Table of Contents
The Moving Average Convergence Divergence MACD (MACD) is a popular technical analysis indicator used to identify trends and potential trading signals in a price chart. It consists of three moving averages:
The MACD indicator is a technical analysis tool that can be used to identify potential trend direction and momentum. It is not a perfect indicator and should not be used in isolation. Always consider other factors, such as fundamental analysis and other technical indicators, before making any trading decisions.
What is the MACD formula?
The basic MACD formula is calculated by subtracting the 26-period Exponential Moving Average (EMA) from the 12-period EMA. The result is the MACD line. A 9-period EMA of the MACD line, called the “signal line,” is then plotted on top of the MACD, which helps identify buy and sell signals.

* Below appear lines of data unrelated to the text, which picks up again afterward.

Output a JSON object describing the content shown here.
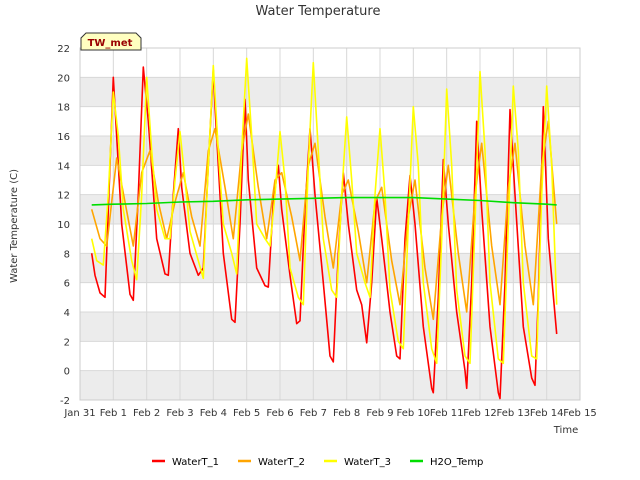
{
  "chart_data": {
    "type": "line",
    "title": "Water Temperature",
    "xlabel": "Time",
    "ylabel": "Water Temperature (C)",
    "site_label": "TW_met",
    "xlim": [
      0,
      15
    ],
    "ylim": [
      -2,
      22
    ],
    "x_ticks": [
      {
        "value": 0,
        "label": "Jan 31"
      },
      {
        "value": 1,
        "label": "Feb 1"
      },
      {
        "value": 2,
        "label": "Feb 2"
      },
      {
        "value": 3,
        "label": "Feb 3"
      },
      {
        "value": 4,
        "label": "Feb 4"
      },
      {
        "value": 5,
        "label": "Feb 5"
      },
      {
        "value": 6,
        "label": "Feb 6"
      },
      {
        "value": 7,
        "label": "Feb 7"
      },
      {
        "value": 8,
        "label": "Feb 8"
      },
      {
        "value": 9,
        "label": "Feb 9"
      },
      {
        "value": 10,
        "label": "Feb 10"
      },
      {
        "value": 11,
        "label": "Feb 11"
      },
      {
        "value": 12,
        "label": "Feb 12"
      },
      {
        "value": 13,
        "label": "Feb 13"
      },
      {
        "value": 14,
        "label": "Feb 14"
      },
      {
        "value": 15,
        "label": "Feb 15"
      }
    ],
    "y_ticks": [
      -2,
      0,
      2,
      4,
      6,
      8,
      10,
      12,
      14,
      16,
      18,
      20,
      22
    ],
    "series": [
      {
        "name": "WaterT_1",
        "color": "#ff0000",
        "x": [
          0.35,
          0.45,
          0.6,
          0.75,
          0.9,
          1.0,
          1.25,
          1.5,
          1.6,
          1.75,
          1.9,
          2.05,
          2.3,
          2.55,
          2.65,
          2.8,
          2.95,
          3.05,
          3.3,
          3.55,
          3.7,
          3.85,
          4.0,
          4.05,
          4.3,
          4.55,
          4.65,
          4.8,
          4.95,
          5.05,
          5.3,
          5.55,
          5.65,
          5.8,
          5.95,
          6.05,
          6.3,
          6.5,
          6.6,
          6.75,
          6.9,
          7.05,
          7.3,
          7.5,
          7.6,
          7.75,
          7.9,
          8.05,
          8.3,
          8.45,
          8.6,
          8.75,
          8.9,
          9.05,
          9.3,
          9.5,
          9.6,
          9.75,
          9.9,
          10.05,
          10.3,
          10.55,
          10.6,
          10.75,
          10.9,
          11.05,
          11.3,
          11.55,
          11.6,
          11.75,
          11.9,
          12.05,
          12.3,
          12.55,
          12.6,
          12.75,
          12.9,
          13.05,
          13.3,
          13.55,
          13.65,
          13.75,
          13.9,
          14.05,
          14.3
        ],
        "y": [
          8.0,
          6.5,
          5.3,
          5.0,
          14.0,
          20.0,
          10.0,
          5.2,
          4.8,
          12.0,
          20.7,
          17.0,
          9.0,
          6.6,
          6.5,
          12.0,
          16.5,
          12.5,
          8.0,
          6.5,
          7.0,
          14.0,
          20.5,
          18.0,
          8.0,
          3.5,
          3.3,
          10.0,
          18.5,
          13.0,
          7.0,
          5.8,
          5.7,
          11.5,
          14.0,
          11.0,
          6.5,
          3.2,
          3.4,
          11.0,
          16.5,
          12.0,
          6.0,
          1.0,
          0.6,
          8.0,
          13.5,
          10.0,
          5.5,
          4.5,
          1.9,
          6.0,
          11.8,
          9.0,
          4.0,
          1.0,
          0.8,
          9.0,
          13.3,
          10.0,
          3.0,
          -1.2,
          -1.5,
          5.0,
          14.4,
          10.0,
          4.0,
          0.0,
          -1.2,
          6.0,
          17.0,
          11.0,
          3.0,
          -1.5,
          -1.9,
          6.0,
          17.8,
          12.0,
          3.0,
          -0.5,
          -1.0,
          5.0,
          18.0,
          9.0,
          2.5
        ]
      },
      {
        "name": "WaterT_2",
        "color": "#ffa500",
        "x": [
          0.35,
          0.6,
          0.8,
          1.1,
          1.35,
          1.6,
          1.85,
          2.1,
          2.35,
          2.6,
          2.85,
          3.1,
          3.35,
          3.6,
          3.85,
          4.05,
          4.35,
          4.6,
          4.85,
          5.05,
          5.35,
          5.6,
          5.85,
          6.05,
          6.35,
          6.6,
          6.85,
          7.05,
          7.35,
          7.6,
          7.85,
          8.05,
          8.35,
          8.6,
          8.85,
          9.05,
          9.35,
          9.6,
          9.85,
          10.05,
          10.35,
          10.6,
          10.85,
          11.05,
          11.35,
          11.6,
          11.85,
          12.05,
          12.35,
          12.6,
          12.85,
          13.05,
          13.35,
          13.6,
          13.85,
          14.05,
          14.3
        ],
        "y": [
          11.0,
          9.0,
          8.5,
          14.5,
          11.5,
          8.5,
          13.5,
          15.0,
          11.5,
          9.0,
          11.5,
          13.5,
          10.5,
          8.5,
          15.0,
          16.5,
          12.5,
          9.0,
          15.0,
          17.5,
          12.5,
          9.0,
          13.0,
          13.5,
          10.5,
          7.5,
          14.0,
          15.5,
          10.5,
          7.0,
          12.0,
          13.0,
          9.5,
          6.0,
          11.5,
          12.5,
          7.5,
          4.5,
          10.5,
          13.0,
          7.0,
          3.5,
          10.5,
          14.0,
          8.0,
          4.0,
          12.0,
          15.5,
          8.5,
          4.5,
          12.5,
          15.5,
          8.5,
          4.5,
          14.0,
          17.0,
          10.0
        ]
      },
      {
        "name": "WaterT_3",
        "color": "#ffff00",
        "x": [
          0.35,
          0.5,
          0.7,
          0.85,
          1.0,
          1.15,
          1.3,
          1.55,
          1.7,
          1.85,
          2.0,
          2.15,
          2.3,
          2.55,
          2.7,
          2.85,
          3.0,
          3.15,
          3.3,
          3.55,
          3.7,
          3.85,
          4.0,
          4.15,
          4.3,
          4.55,
          4.7,
          4.85,
          5.0,
          5.15,
          5.3,
          5.55,
          5.7,
          5.85,
          6.0,
          6.15,
          6.3,
          6.55,
          6.7,
          6.85,
          7.0,
          7.15,
          7.3,
          7.55,
          7.7,
          7.85,
          8.0,
          8.15,
          8.3,
          8.55,
          8.7,
          8.85,
          9.0,
          9.15,
          9.3,
          9.55,
          9.7,
          9.85,
          10.0,
          10.15,
          10.3,
          10.55,
          10.7,
          10.85,
          11.0,
          11.15,
          11.3,
          11.55,
          11.7,
          11.85,
          12.0,
          12.15,
          12.3,
          12.55,
          12.7,
          12.85,
          13.0,
          13.15,
          13.3,
          13.55,
          13.7,
          13.85,
          14.0,
          14.15,
          14.3
        ],
        "y": [
          9.0,
          7.5,
          7.2,
          12.0,
          19.0,
          16.0,
          11.0,
          7.5,
          6.2,
          12.0,
          20.0,
          15.0,
          11.0,
          9.0,
          9.0,
          13.0,
          16.3,
          13.0,
          9.5,
          7.5,
          6.3,
          14.0,
          20.8,
          15.0,
          10.0,
          8.0,
          6.6,
          15.0,
          21.3,
          16.0,
          10.0,
          9.0,
          8.5,
          12.0,
          16.3,
          13.0,
          7.0,
          5.0,
          4.5,
          14.0,
          21.0,
          15.0,
          9.0,
          5.5,
          5.0,
          12.0,
          17.3,
          13.0,
          8.0,
          6.0,
          5.0,
          12.0,
          16.5,
          12.0,
          5.5,
          2.0,
          1.5,
          10.0,
          18.0,
          14.0,
          6.0,
          1.5,
          0.5,
          9.0,
          19.2,
          14.0,
          5.5,
          1.0,
          0.5,
          10.0,
          20.4,
          15.0,
          6.0,
          0.8,
          0.5,
          10.0,
          19.4,
          15.0,
          6.0,
          1.0,
          0.8,
          12.0,
          19.4,
          14.0,
          4.5
        ]
      },
      {
        "name": "H2O_Temp",
        "color": "#00dd00",
        "x": [
          0.35,
          1.0,
          2.0,
          3.0,
          4.0,
          5.0,
          6.0,
          7.0,
          8.0,
          9.0,
          10.0,
          11.0,
          12.0,
          13.0,
          14.0,
          14.3
        ],
        "y": [
          11.3,
          11.35,
          11.4,
          11.5,
          11.55,
          11.65,
          11.7,
          11.75,
          11.8,
          11.8,
          11.8,
          11.7,
          11.6,
          11.45,
          11.35,
          11.3
        ]
      }
    ]
  }
}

What is the MACD 12 26 9 formula?
The “12, 26, 9” in MACD refers to the periods used in its calculation. The 12-period EMA is subtracted from the 26-period EMA to form the MACD line. The 9-period EMA of the MACD line is the signal line, which is used for identifying trends and potential reversals.
What is the best MACD setting for divergence?
The standard MACD setting (12, 26, 9) is widely used for spotting divergence. Some traders might adjust these settings to fit their trading strategies or to react to shorter-term or longer-term price movements.